Riders with the Tour de Rock were invited to submit an entry for the Tour’s blog. The following is local rider Cst. John Belanger’s thoughts during the Campbell River leg of the ride.

 

This is my eighth time on Tour, but my first time as a bicycle rider. Previous to this year, I was a motorcycle escort rider. As a Tour de Rock rider now, it’s very different from being part of the support crew and motorcycle escort. The support crew is focused on getting the team down the road, whereas it’s all about the stops and meeting people and cycling as a rider. The other difference is, well, the hills are a much bigger struggle. But we’ve stayed together as a team while riding and we support each other, so we’ve done a really good job together.

I first got involved with the Tour de Rock support crew because one of my coworkers was doing it. I eventually took over from him because, for me, there was no way I couldn’t not stay involved. This is such a worthwhile cause and it’s something that continues to inspire me. I have two beautiful, healthy daughters and in the time that I’ve been involved with the Tour de Rock I’ve met so many families with kids who are dealing with cancers. This is something I can do to help those other parents out; we can raise money for their kids to send them to Camp Goodtimes.

Today we started in Sayward after a nice event last night. Sayward is always special because we get a really great chance to ride around the Sayward pond with the kids from the elementary school there. The kids just love it. You could see their faces today were beaming when they got to cycle alongside the riders. For me, I hope those kids, and really the kids at all the schools we get to visit, can look at us and see that we’re riding to help other kids their age. I know that some of them are kind of young to know why we’re riding, but I hope they take away a feeling of us being on this Tour, as a group of police officers and a media rider, riding for kids like them.

We had a few hills this morning on our way in from Sayward to Campbell River, where I live. Having done support for Tour for so many years, I kind of know every curve and every hill on the road into Campbell River, so I know what to expect. I’ve also seen riders in years past go through these long, tough days; and I’ve seen them proudly conquer hills together as a team.

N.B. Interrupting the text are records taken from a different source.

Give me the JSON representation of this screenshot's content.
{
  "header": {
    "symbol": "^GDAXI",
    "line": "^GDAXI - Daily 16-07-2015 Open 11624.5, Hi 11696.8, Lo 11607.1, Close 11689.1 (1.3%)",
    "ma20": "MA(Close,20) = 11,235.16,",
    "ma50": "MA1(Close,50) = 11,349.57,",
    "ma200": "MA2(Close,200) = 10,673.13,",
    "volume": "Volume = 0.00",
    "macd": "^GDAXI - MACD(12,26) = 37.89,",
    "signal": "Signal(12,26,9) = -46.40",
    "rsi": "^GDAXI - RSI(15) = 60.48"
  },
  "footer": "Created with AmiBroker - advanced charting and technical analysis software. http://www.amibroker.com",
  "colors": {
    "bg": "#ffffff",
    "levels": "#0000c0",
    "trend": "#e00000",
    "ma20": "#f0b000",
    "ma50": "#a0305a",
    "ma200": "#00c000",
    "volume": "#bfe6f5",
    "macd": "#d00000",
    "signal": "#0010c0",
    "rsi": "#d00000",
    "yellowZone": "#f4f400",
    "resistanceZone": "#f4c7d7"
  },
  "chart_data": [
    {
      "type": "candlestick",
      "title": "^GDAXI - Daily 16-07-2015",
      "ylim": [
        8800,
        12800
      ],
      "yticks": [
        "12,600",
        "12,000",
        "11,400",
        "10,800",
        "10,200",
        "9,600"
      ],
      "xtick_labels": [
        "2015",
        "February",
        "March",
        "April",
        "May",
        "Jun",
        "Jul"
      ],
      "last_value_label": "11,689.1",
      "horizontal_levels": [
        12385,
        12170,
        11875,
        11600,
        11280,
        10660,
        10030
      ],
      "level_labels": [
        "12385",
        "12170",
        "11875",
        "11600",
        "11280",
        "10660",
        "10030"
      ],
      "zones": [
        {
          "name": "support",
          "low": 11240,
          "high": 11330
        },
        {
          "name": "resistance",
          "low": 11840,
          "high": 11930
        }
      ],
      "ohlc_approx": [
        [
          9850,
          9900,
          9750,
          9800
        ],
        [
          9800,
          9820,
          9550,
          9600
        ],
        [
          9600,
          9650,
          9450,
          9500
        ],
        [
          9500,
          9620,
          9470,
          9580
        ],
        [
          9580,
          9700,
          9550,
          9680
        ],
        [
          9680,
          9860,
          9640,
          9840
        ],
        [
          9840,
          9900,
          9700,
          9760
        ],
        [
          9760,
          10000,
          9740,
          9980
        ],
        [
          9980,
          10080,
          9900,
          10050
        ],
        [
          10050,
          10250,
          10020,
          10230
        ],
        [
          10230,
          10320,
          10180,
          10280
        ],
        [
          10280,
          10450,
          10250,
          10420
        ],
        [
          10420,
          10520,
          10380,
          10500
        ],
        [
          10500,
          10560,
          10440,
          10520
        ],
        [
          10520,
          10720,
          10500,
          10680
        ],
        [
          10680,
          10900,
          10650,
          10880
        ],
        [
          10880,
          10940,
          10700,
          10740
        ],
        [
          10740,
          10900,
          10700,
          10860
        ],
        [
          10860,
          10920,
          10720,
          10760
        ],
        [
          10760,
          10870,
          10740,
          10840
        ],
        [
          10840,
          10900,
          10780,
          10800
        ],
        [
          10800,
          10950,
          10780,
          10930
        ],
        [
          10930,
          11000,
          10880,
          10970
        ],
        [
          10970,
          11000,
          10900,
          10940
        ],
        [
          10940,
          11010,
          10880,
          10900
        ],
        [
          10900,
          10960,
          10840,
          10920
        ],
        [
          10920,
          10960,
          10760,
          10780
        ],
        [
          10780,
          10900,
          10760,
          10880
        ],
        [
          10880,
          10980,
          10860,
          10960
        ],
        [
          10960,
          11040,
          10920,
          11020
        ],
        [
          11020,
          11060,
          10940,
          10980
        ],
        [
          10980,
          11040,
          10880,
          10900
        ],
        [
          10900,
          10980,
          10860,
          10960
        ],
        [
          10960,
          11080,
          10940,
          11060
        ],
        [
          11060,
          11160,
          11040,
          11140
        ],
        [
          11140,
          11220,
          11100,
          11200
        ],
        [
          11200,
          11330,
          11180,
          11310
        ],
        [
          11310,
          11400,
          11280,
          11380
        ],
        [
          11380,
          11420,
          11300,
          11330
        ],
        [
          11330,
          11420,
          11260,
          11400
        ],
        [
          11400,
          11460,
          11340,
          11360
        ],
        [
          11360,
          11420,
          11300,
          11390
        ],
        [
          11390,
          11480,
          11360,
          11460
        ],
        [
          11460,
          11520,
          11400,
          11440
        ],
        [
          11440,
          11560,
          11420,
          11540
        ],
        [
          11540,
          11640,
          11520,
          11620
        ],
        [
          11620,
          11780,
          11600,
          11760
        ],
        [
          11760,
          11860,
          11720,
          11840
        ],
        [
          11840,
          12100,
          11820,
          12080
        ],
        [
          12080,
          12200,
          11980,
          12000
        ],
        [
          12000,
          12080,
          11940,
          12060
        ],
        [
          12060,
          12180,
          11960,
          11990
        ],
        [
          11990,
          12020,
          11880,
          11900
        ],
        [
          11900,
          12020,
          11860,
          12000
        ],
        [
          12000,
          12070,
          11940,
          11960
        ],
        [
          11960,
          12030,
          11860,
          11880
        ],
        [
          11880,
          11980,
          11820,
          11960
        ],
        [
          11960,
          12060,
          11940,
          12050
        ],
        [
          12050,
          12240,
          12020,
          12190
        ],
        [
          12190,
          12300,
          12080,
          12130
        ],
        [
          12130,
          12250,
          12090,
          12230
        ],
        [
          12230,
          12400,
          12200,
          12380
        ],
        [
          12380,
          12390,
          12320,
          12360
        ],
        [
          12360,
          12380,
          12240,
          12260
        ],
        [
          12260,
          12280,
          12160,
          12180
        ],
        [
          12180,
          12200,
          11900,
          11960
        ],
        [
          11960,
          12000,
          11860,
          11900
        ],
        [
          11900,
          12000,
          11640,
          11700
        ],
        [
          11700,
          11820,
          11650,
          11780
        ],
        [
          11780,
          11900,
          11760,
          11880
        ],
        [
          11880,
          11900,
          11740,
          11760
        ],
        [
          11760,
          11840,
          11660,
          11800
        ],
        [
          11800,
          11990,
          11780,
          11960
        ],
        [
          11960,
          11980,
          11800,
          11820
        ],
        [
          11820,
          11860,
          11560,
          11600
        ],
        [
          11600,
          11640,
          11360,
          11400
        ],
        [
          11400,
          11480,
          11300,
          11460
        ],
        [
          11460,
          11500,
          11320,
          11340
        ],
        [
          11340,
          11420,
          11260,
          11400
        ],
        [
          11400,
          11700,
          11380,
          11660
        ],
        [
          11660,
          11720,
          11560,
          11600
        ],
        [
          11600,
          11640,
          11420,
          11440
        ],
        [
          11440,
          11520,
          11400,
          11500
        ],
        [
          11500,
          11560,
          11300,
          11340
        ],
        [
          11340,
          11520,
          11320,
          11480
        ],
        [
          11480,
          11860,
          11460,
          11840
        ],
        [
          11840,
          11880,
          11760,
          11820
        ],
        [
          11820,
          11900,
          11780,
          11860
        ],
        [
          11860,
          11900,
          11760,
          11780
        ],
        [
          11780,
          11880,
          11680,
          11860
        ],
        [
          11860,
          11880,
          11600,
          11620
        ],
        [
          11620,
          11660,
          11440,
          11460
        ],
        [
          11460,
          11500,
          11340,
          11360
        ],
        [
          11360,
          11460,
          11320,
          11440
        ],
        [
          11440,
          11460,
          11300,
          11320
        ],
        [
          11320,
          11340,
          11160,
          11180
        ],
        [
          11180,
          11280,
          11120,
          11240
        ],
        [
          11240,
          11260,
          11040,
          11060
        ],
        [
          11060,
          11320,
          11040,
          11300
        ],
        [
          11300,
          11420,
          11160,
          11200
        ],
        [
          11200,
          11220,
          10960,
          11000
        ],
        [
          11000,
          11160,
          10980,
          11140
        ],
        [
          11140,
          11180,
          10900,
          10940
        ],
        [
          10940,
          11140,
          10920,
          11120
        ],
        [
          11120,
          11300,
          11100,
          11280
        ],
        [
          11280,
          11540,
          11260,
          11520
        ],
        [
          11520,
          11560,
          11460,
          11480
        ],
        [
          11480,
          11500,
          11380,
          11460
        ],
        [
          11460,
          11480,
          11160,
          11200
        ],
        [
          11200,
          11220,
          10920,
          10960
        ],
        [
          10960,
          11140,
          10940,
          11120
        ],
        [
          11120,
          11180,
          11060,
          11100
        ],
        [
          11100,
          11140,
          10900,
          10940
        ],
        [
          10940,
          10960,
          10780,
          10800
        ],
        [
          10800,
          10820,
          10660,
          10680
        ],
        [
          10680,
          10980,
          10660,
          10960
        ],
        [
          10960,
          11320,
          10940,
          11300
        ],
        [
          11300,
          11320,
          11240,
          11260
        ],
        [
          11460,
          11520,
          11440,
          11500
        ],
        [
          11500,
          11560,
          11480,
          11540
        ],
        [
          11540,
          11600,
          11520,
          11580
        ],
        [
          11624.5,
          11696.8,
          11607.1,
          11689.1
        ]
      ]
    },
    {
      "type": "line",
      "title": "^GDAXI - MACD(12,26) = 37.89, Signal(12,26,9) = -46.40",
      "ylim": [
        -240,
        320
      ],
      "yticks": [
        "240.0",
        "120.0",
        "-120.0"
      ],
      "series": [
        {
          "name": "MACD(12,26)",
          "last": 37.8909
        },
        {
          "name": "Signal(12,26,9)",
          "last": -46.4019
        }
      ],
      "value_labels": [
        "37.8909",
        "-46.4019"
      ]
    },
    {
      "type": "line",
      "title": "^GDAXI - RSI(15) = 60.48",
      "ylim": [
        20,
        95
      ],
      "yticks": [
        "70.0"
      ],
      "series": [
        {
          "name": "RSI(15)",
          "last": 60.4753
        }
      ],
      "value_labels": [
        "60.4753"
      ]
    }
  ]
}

The hills are a struggle sometimes, but our training has really paid off. The hills are really psychological because we just stuck to the training and listened to how our trainers told us to do hills, and we did awesome on every hill into Campbell River, and every hill so far on Tour.

Coming home, as a rider, it was definitely emotional, especially when I saw my Junior Rider, Natalia, today at our amazing lunch at Dick’s Fish and Chips. I saw her beaming smile – this kid who’s been battling cancer and who’s really taking well to the treatments – and it’s amazing to see how she’s doing and how far she’s come, and it brings a tear to my eye.

As a rider, Tour de Rock forces you out of your comfort zone. I get nervous when I’m at a school and eyes are on me, but when I saw Natalia today and having her there with us at several of the schools, getting out of my comfort zone was a whole lot easier. It was easier because she was there with me and it just hits home why we’re here.

She’s there and she inspires me. When I’m sore, when I’m going up a tough hill, when I’m feeling out of my comfort zone, I just think about her, think of her smile and it puts everything else to the wayside.

Both at Campbell River Spirit Square and our fundraising dinner hosted by Boston Pizza so many groups and individuals shared their fundraising successes with us. This community has truly taken Tour de Rock into it heart.

Now for some rest at Painters Lodge before another amazing day.